The Data Science Workflow: Overview and Challenges was presented on the ACM blog in 2013. It was part of a dissertation by Philip Guo. Here are the steps:

Preparation
Analysis
Reflection
Dissemination

Those are 3 options of workflows for data science. They are not the only options. Feel free to modify the workflows to best suit the project. It will be exciting to see the new workflows for data science that will be created in the near future. It will also be fun to see which ones turn out to be the most beneficial.

One thing a data product must do is help answer a question. Thus, a logical staring point for data science is a good question. Just don’t let the focus of the workflow come down to the process, which is often the case in software engineering. Let the focus be on data products.

Note:
I have previously written 2 posts on this topic, and I don’t think either post gets the methodology exactly correct.

Comments

5 responses to “The Goal is Data Products: Now How Do We Get There?”

Data Science tools and processes | Models are illuminating and wrong

January 12, 2015

[…] first link is Data Products how do we get there which discusses what methodologies people in the data science world use. I personally use one not […]

Reply
62 new external resources and articles about data science, big data – January 23 | Doclens

January 24, 2015

[…] Developing data products […]

Reply
Raymond Li

April 23, 2015

Thanks for writing about this, Ryan,

I found the portion about Data Science Workflows really interesting, since I come from a software engineering background. The steps for the 3 workflows described above seem to follow a traditional waterfall approach.

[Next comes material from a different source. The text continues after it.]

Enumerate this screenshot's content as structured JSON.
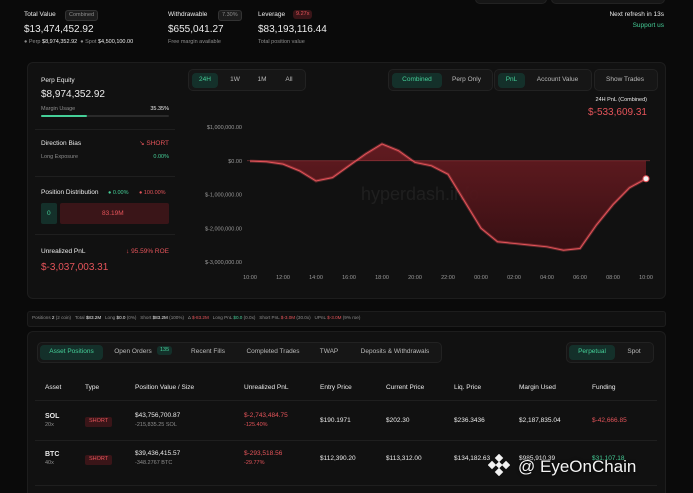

In a Data Science workflow, do you find that it’s necessary iterate or revisit certain steps?

Reply
1. Ryan Swanstrom
  
  April 30, 2015
  
  Raymond,
  Great question! Most software engineering workflows are just improvements or modifications of waterfall. I think the modeling and evaluation steps might need to be iterated. Depending upon those steps, it might be necessary to revisit the preparation step to obtain more data or further clean data.
  
  What do you think? Do you see steps that need iteration?
  
  Thanks,
  Ryan
  
  Reply
  1. Raymond Li
    
    May 1, 2015
    
    I believe so, but then my experience is mostly with software engineering and not very much with data science.
    
    I find that things never move along in a waterfall manner except for the simplest projects. Instead, it’s iterative — build something, get some feedback, add/change what you built based on the feedback, get some more feedback. Rinse and repeat.
    
    In the limited data analysis I’ve done to help solve engineering probelms, I frequently feel it follows a similar iterative approach. Prepare, analyze, reflect, get feedback (usually it’s not exactly what they want) and then repeat.